Une journée de stage, au contact avec la vie

J’ai la chance immense de faire mon stage dans un lieu que je connais depuis mes premières années de vie. Au bout de ma rue, celle de mon enfance, se trouve une MAS. J’ai toujours ignoré cette réalité particulière, trop enfermé dans mon présent, et puis je suis parti. J’en ai croisé pourtant dans ma jeunesse, de curieux personnages, un peu fou, un peu plein dans leur tête, mais je les ai rangé sous le mot « dingue » et basta.
Aujourd’hui, c’est avec un regard neuf, aiguisé, 5 ans de théories et de réflexion sur le sujet. J’entre aujourd’hui dans la Maison d’Accueil Spécialisée de Petite-Rosselle comme un clinicien, sous la direction de Gabriel Bleichner, psychologue de l’institution.

Je commence et découvre quelques vérités terribles sur les « résidents », déficients mentaux, autistes, et syndrome de korsakoff. Ils parlent comme des enfants et on leur répond comme tel. Ils épluchent des tissus pour en récupérer le coton, ils cassent des cagettes pour en faire du petit bois, ils dessinent pour rien, personne n’étudie leur dessin, ils travaillent à peine dans les ateliers, à un rythme tellement lent que ça frôle la grève. Chocking !
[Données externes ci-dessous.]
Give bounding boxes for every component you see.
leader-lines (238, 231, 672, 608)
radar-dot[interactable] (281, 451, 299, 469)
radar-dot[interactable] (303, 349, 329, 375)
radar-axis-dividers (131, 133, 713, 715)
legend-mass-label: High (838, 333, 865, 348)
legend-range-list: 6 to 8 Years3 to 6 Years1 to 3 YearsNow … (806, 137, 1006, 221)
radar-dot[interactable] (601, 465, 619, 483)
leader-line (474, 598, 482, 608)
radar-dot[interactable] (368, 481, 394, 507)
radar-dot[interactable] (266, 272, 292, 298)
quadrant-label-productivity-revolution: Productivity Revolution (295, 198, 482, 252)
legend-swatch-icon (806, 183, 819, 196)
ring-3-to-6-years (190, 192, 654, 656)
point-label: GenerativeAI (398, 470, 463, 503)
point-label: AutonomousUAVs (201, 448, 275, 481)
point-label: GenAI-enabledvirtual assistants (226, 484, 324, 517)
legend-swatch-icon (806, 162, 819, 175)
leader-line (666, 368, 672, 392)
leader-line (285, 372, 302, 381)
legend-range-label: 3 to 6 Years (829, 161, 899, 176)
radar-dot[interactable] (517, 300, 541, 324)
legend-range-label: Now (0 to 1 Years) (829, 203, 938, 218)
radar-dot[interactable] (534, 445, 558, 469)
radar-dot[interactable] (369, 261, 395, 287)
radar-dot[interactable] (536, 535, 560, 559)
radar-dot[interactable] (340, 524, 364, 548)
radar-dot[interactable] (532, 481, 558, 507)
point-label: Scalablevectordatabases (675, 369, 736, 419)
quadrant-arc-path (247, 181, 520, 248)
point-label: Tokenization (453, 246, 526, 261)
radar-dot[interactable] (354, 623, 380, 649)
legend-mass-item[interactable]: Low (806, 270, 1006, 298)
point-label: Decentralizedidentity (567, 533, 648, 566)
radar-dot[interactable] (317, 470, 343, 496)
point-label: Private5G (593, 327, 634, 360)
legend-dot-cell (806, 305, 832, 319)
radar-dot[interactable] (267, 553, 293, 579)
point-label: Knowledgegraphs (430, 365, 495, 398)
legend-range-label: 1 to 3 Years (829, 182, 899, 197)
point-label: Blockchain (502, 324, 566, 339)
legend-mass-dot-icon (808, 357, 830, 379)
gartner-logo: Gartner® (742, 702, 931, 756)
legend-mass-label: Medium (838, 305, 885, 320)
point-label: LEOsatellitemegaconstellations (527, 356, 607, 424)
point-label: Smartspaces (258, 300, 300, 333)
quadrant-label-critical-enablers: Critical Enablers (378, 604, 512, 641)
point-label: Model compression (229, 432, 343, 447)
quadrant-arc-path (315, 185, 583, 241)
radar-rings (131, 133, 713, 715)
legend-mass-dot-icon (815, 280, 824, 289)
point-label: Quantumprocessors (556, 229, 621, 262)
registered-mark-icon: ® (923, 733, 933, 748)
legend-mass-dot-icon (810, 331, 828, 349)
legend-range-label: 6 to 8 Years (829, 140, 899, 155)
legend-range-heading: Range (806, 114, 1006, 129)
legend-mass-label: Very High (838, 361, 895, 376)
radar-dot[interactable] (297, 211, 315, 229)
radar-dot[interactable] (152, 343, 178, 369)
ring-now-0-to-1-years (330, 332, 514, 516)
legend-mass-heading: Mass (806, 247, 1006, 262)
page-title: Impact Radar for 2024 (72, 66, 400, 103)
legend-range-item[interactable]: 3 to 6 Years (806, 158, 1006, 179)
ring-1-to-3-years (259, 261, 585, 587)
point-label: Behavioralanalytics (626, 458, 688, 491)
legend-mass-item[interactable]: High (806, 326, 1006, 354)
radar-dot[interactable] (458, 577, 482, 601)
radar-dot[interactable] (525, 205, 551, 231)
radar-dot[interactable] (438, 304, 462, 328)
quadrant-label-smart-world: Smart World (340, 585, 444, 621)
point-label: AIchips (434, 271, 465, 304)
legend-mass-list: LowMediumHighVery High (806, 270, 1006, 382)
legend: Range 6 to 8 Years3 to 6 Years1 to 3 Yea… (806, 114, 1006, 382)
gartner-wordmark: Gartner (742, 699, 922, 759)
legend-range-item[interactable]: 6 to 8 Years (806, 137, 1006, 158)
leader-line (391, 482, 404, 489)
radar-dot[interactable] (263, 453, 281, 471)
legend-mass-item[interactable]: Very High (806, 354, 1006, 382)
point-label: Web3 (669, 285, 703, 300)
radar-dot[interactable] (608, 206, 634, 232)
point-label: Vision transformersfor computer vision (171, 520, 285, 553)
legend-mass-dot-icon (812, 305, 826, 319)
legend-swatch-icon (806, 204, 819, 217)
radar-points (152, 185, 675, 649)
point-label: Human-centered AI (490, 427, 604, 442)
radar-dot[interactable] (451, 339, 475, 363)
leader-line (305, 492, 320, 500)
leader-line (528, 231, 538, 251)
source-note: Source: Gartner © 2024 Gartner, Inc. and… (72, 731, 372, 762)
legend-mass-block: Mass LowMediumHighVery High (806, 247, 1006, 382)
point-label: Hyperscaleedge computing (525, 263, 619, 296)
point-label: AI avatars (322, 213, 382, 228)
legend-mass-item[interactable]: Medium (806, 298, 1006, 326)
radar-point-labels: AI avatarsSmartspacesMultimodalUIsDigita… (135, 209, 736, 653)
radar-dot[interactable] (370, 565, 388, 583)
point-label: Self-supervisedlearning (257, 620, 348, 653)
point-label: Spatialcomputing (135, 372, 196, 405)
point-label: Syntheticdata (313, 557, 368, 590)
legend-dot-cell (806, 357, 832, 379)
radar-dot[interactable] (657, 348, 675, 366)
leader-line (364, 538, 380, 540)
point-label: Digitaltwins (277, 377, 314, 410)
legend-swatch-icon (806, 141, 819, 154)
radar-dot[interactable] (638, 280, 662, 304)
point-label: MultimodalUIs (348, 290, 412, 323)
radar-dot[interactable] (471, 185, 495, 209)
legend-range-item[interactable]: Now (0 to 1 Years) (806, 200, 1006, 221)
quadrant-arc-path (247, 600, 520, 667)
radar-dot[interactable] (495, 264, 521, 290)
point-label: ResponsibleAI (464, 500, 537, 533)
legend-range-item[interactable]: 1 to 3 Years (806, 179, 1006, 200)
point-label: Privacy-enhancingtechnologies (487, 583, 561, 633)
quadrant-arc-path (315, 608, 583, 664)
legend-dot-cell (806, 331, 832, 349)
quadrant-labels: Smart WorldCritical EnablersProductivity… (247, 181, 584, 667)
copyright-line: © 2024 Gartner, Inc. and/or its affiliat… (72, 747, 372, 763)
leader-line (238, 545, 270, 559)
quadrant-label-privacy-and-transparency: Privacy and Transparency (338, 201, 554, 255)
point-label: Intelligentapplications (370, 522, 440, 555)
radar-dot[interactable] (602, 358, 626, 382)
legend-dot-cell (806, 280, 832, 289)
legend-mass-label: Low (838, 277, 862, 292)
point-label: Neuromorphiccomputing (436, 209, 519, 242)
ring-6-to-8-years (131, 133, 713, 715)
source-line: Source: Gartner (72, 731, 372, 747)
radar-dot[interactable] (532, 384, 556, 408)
Au deuxième coup d’œil : autre réalité. Les résidents sont des gens déficients, inproductifs à la société, mais ce sont des gens simples et libres. Pleurer ou rire, jouer ou rester au soleil tranquille, boire un café ou travailler. Et autant de liberté, ça m’a dérangé. Après tout, pourquoi mettre en œuvre autant de moyens pour quelque chose de si inutile ?

Encore un coup d’œil et on plonge dans l’envers du décor. Les familles pas toujours présentes, l’équipe si attentionnée, les progrès de certains qui me reconnaissent et poursuivent leur discours. La joie aussi, si présente, si intense dans ces locaux. J’en viens à mieux comprendre pourquoi on considère les déficients comme des humains à part entière : Lorsqu’Yvette craque et pleure dans mes bras, ou que Francis me sert fort avant que je ne parte, je suis bien obligé de les considérer comme mes frères, car ce qui unit les hommes, c’est bien leurs émotions…

Je ressens toujours la main de Rosa et Vincensa dans la mienne, mise là en silence, presque furtivement, en regardant ailleurs, pendant que je discute avec d’autres…

Ils ne comprendront jamais tout du monde, mais ils en ont saisi l’essentiel : l’Amour, la tendresse, le soutien, la motivation, le rire, mais aussi les larmes. Les cartes postales abondent chaque jour, et les éduc, comme les moniteurs d’atelier les lisent à haute voix au groupe.

Bref, je reviens de là, le cœur rouge ardent, et ce soir, en tapant ces quelques lignes, je dois bien me rendre compte qu’ils me manquent, tous autant qu’ils sont.

Souvenir du jour : Nous avons au MAS une ancienne psychiatre que l’alcool a réduit au syndrome de Korsakoff (perte de mémoire à court terme, de temporalité, redondance, etc…). N. lit aujourd’hui le journal « Le Monde ». Une monitrice vient et de sa voix la plus douce, lui demande « Tu ne veux pas me faire un joli dessin, N. ? ». N. referme son journal, la regarde intensément et lui répond : « Tu ne vois pas que je lis « le Monde », là ? ». Et j’ai adoré ce décalage, car quand je discute avec N., il n’est pas rare qu’elle diagnostique un autre résident, mais dans la seconde, elle me répètera combien de cigarettes il lui reste… Elle est absolument géniale. Passionnée de Leonard Cohen, fumeuse invétérée, philosophe et psychiatre pointue, elle a notamment étudié de manière très assidue la psychanalyse et les grands auteurs, précisant avec humour qu’elle a plaisir à oublier certains d’entre eux.